Kandy: Actually, Marnie started it with piñatas.

Marnie: ...For IDICon, the first one I did the napkin rings, the many versions of Spock, from all the different universes, the Kraith, the tendrils, the spike, the pagodas, the whole nine yards]]. And after that convention I thought, they can handle it.... The piñatas were auctioned off.... I had already done the one for Gayle F. for her birthday. My husband was absolutely hysterical because she sent me this thank you note, and in it she says she has them sitting on her coffee table. My husband nearly split a gut right then and there. Of course I could only work on them at night after the kids were in bed.

Marnie: The first IDICon was in 1982. [2]

Kathy: That was the first public slash con. Kandy: Yes, up until then it had all been covert.

Marnie: What happened was it came after we went to Shore Leave. And we had problems, because Shore Leave was growing by leaps and bounds. It was a real amalgam; they had all these young kids with phasers running around. They had to have all this masking in the art show, to try to sequester and cover the naughty bits….

Kathy: I remember when they created that little room out of bedsheets in the art show….

Marnie: Yes.

Kathy: You had to go inside this bedsheet room to see the adult artwork.

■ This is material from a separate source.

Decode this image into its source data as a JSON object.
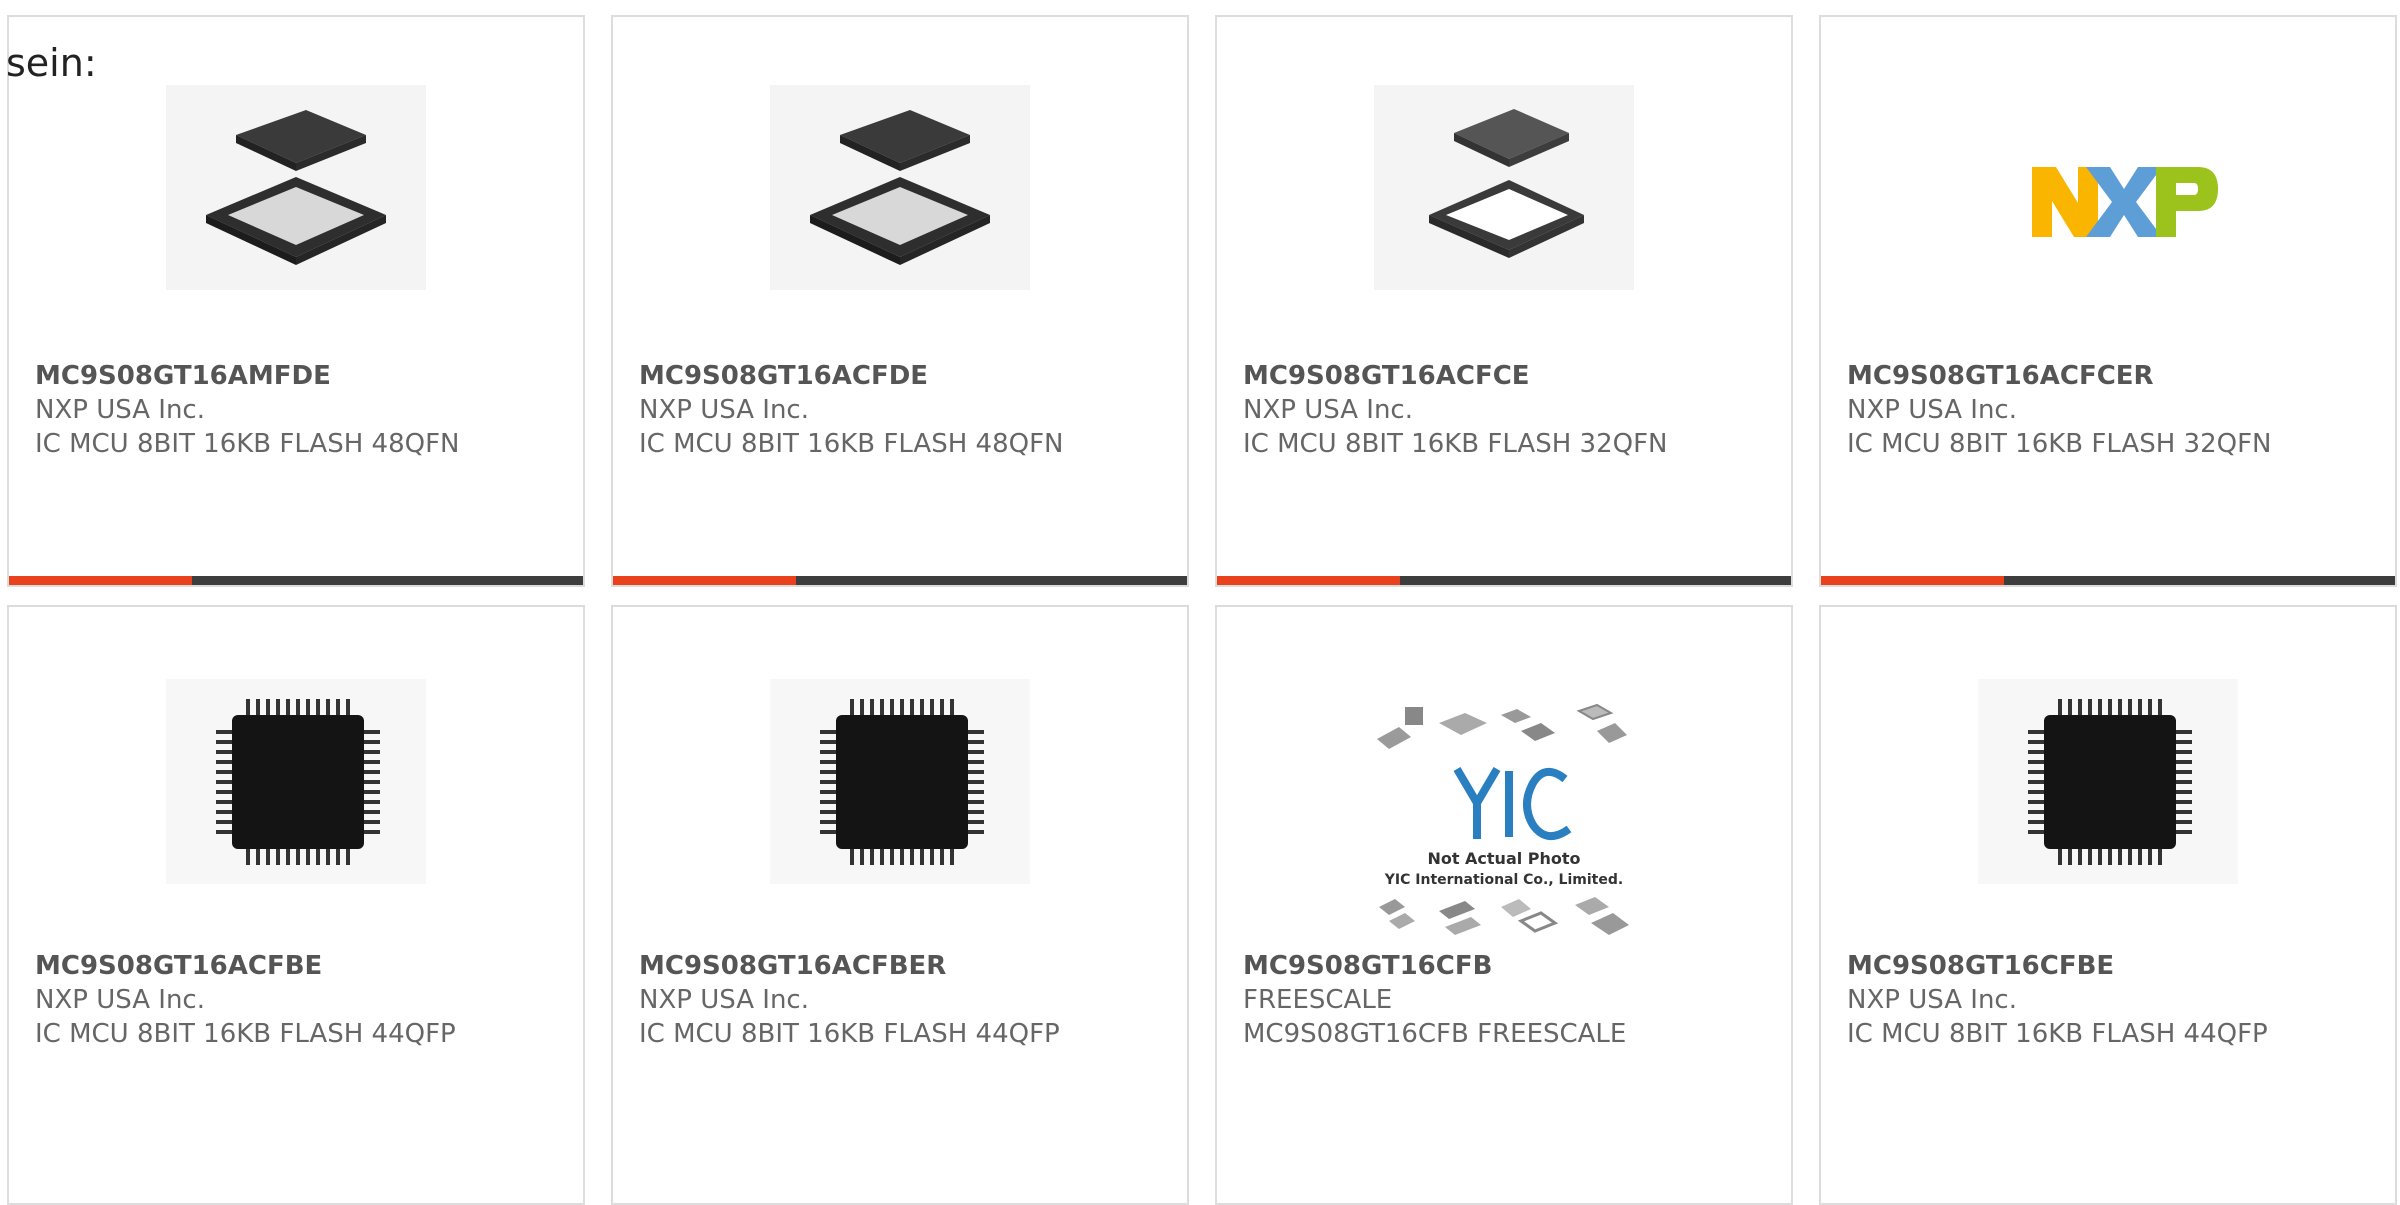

Marnie: And then Pam, Lezlie—not everyone, but several of them went to (a) Tulsa (Star Trek convention) and they had brought some of Pam and Lezlie’s zines. And that was of course Tulsa. If you think Houston was repressed, imagine how Tulsa was at that time. They had to go and hide everything and quick, stuff them under the table because here comes Security walking through the Dealer’s Room. When they came back, they were all fired up.

Marnie: It was all zine fandom. It was the pon zine. When you opened that dealer room, it was like—stand out of the way or you will be trampled to death! Because a lot of people weren’t sure how many to bring and they would be asking me. And we would tell them we are so starved for zines here, because there wasn’t much in the way of conventions. Remember all the problems with mail and people would be so worried that they would be very hesitant to even send off (for them). So the prospect of having several dozen zines there—fresh meat to read!

Kathy: I broke a suitcase coming back from IDICon one year. I had orders from several other people from the Bay Area to pick up all the latest, so I was getting five or six copies of each zine. My suitcase died at San Francisco International.

Marnie: I had people writing me, calling me, begging me to set zines aside for them. I said I can’t do it! Not even the club can do it—nobody here can do it. No! I’d be dead! And then there were the editors of (genzines) who you tried to discourage from sending six cases of zines, because you knew they weren’t going to sell. By the third year I was saying, just don’t bother. And then one year we had people sending from Australia and that one shipment went astray. We never found out what happened to it, no one got any notes, it just never arrived. It was a fledgling K/S zine from Australia.

References

  1. ^ Kandy elaborates on this memory at Dancing Penises.
  2. ^ The first "official" IDICon was in 1984. Perhaps there were casual gatherings these fans are referring to?